Mais deux jeunes princes de la famille d'Orléans, réduits à vivre dans l'oisiveté et à ignorer le métier des armes, prennent du service militaire chez l'étranger. Ils ne demandent pas l'autorisation de l'empereur Napoléon III; on devine aisément pour quelle cause. L'un s'engage dans l'armée espagnole, envahit le Maroc, et se bat courageusement pour la civilisation contre la barbarie. L'autre est enrôlé dans l'armée piémontaise. Il marche avec nos alliés, avec nous, contre l'Autriche. Il affronte, à Magenta et à Solferino, les mêmes balles qui sifflaient autour de Napoléon III, et il perd ainsi la qualité de Français. Voilà deux jeunes princes qui seraient restés Français jusqu'à la mort, s'ils avaient été inutiles ou lâches. Leur bravoure les condamne à un nouvel exil dans l'exil, en vertu de l'article 21.

Ce n'est pas tout. L'illustre auteur du décret de 1811 ne prévoyait pas assurément qu'il condamnait par avance son neveu le plus cher et son auguste héritier. Car le prince Louis-Napoléon Bonaparte s'est placé, lui aussi, sous le coup du terrible décret. Je ne le blâme point d'avoir servi comme capitaine dans l'artillerie suisse, sans la permission du roi Louis-Philippe.

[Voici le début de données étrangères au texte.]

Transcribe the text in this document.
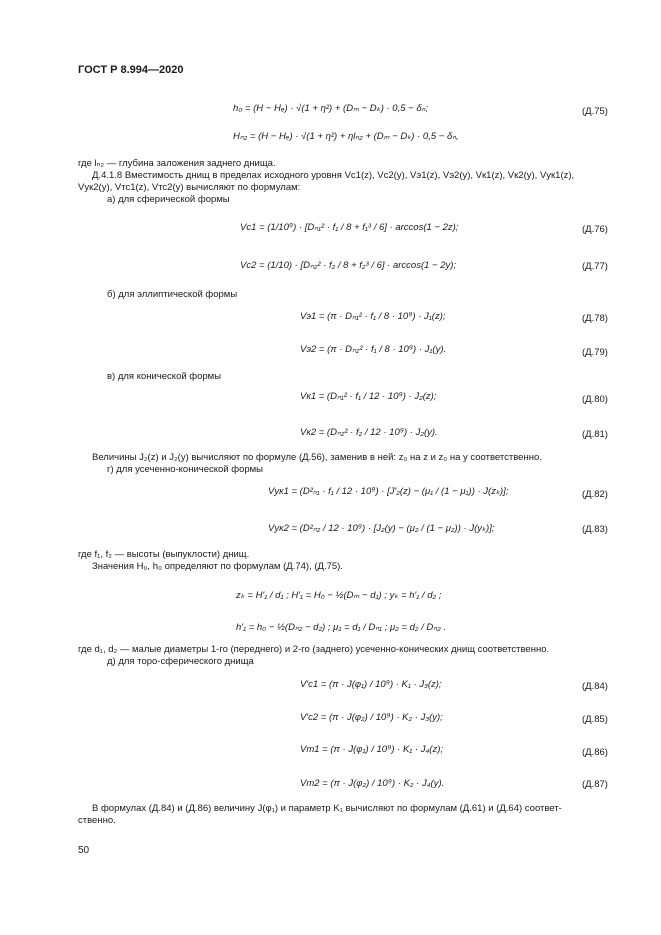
ГОСТ Р 8.994—2020
h₀ = (H − Hₑ) · √(1 + η²) + (Dₘ − Dₖ) · 0,5 − δₙ;	(Д.75)
Hₙ₂ = (H − Hₑ) · √(1 + η²) + ηlₙ₂ + (Dₘ − Dₖ) · 0,5 − δₙ,
где lₙ₂ — глубина заложения заднего днища.
Д.4.1.8 Вместимость днищ в пределах исходного уровня Vс1(z), Vс2(y), Vэ1(z), Vэ2(y), Vк1(z), Vк2(y), Vук1(z),
Vук2(y), Vтс1(z), Vтс2(y) вычисляют по формулам:
а) для сферической формы
Vс1 = (1/10⁹) · [Dₙ₁² · f₁ / 8 + f₁³ / 6] · arccos(1 − 2z);	(Д.76)
Vс2 = (1/10) · [Dₙ₂² · f₂ / 8 + f₂³ / 6] · arccos(1 − 2y);	(Д.77)
б) для эллиптической формы
Vэ1 = (π · Dₙ₁² · f₁ / 8 · 10⁹) · J₁(z);	(Д.78)
Vэ2 = (π · Dₙ₂² · f₁ / 8 · 10⁹) · J₁(y).	(Д.79)
в) для конической формы
Vк1 = (Dₙ₁² · f₁ / 12 · 10⁹) · J₂(z);	(Д.80)
Vк2 = (Dₙ₂² · f₂ / 12 · 10⁹) · J₂(y).	(Д.81)
Величины J₂(z) и J₂(y) вычисляют по формуле (Д.56), заменив в ней: z₀ на z и z₀ на y соответственно.
г) для усеченно-конической формы
Vук1 = (D²ₙ₁ · f₁ / 12 · 10⁹) · [J′₂(z) − (μ₁ / (1 − μ₁)) · J(zₖ)];	(Д.82)
Vук2 = (D²ₙ₂ / 12 · 10⁹) · [J₂(y) − (μ₂ / (1 − μ₂)) · J(yₖ)];	(Д.83)
где f₁, f₂ — высоты (выпуклости) днищ.
Значения H₀, h₀ определяют по формулам (Д.74), (Д.75).
zₖ = H′₁ / d₁ ; H′₁ = H₀ − ½(Dₘ − d₁) ; yₖ = h′₁ / d₂ ;
h′₁ = h₀ − ½(Dₙ₂ − d₂) ; μ₁ = d₁ / Dₙ₁ ; μ₂ = d₂ / Dₙ₂ .
где d₁, d₂ — малые диаметры 1-го (переднего) и 2-го (заднего) усеченно-конических днищ соответственно.
д) для торо-сферического днища
V′с1 = (π · J(φ₁) / 10⁹) · K₁ · J₃(z);	(Д.84)
V′с2 = (π · J(φ₂) / 10⁹) · K₂ · J₃(y);	(Д.85)
Vт1 = (π · J(φ₁) / 10⁹) · K₁ · J₄(z);	(Д.86)
Vт2 = (π · J(φ₂) / 10⁹) · K₂ · J₄(y).	(Д.87)
В формулах (Д.84) и (Д.86) величину J(φ₁) и параметр K₁ вычисляют по формулам (Д.61) и (Д.64) соответ-
ственно.
50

S'il avait respecté l'article 21 du Code et le terrible décret de 1811, notre artillerie ne serait peut-être pas aujourd'hui la première de l'Europe. Mais enfin la loi est formelle. Napoléon III a encouru les mêmes peines que les chevaliers de Castelfidardo, et le gouvernement de 1848 avait deux raisons de l'expulser lorsque la nation lui accorda l'amnistie et quelque chose de plus.

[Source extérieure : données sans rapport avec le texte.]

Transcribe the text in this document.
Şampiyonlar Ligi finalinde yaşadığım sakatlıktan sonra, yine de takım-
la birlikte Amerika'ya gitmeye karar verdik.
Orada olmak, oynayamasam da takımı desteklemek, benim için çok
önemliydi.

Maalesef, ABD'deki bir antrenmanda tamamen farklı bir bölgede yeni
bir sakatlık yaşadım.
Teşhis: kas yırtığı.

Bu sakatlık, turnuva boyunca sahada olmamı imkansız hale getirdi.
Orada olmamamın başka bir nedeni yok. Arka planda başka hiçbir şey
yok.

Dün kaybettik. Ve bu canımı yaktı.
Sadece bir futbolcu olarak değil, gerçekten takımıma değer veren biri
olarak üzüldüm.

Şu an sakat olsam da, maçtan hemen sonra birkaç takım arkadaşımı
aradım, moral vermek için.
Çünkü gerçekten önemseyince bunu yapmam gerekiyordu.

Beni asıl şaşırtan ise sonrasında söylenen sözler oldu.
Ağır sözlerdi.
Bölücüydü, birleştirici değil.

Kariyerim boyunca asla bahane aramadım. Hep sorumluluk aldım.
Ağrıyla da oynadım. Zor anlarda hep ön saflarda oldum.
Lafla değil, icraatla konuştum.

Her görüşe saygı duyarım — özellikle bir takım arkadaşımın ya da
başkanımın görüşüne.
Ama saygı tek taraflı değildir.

Ce qui n'est guère moins curieux, c'est que l'article 21, si dur aux volontaires du pape, ne peut absolument rien contre les soldats de Garibaldi.

Qu'entend-on par ces mots: «Prendre du service à l'étranger?»

La jurisprudence et le simple bon sens vous répondent: C'est s'engager comme soldat dans une armée régulière appartenant à une république ou à un prince reconnu officiellement par la diplomatie. Un corps de volontaires qui n'est ni enrôlé, ni payé, ni commandé par aucun gouvernement, n'est pas une armée. C'est pourquoi l'on peut être soldat de Garibaldi et rester Français.

On s'enrôle dans un comité révolutionnaire; on reçoit des armes fournies par le comité. Les comités sont indépendants de tout gouvernement; le ministère piémontais les tolère, les favorise, les disperse et les violente, suivant l'intérêt du moment: il ne saurait ni les organiser ni les diriger. Les transports sont confiés à l'industrie privée: qui est-ce qui nolise, achète, emprunte les navires? Garibaldi. Les chefs ne sont pas nommés par le gouvernement. Si quelque officier de Victor-Emmanuel veut suivre Garibaldi, il commence par envoyer sa démission au roi. Garibaldi lui-même a rendu ses épaulettes de général piémontais, avant de se mettre en campagne.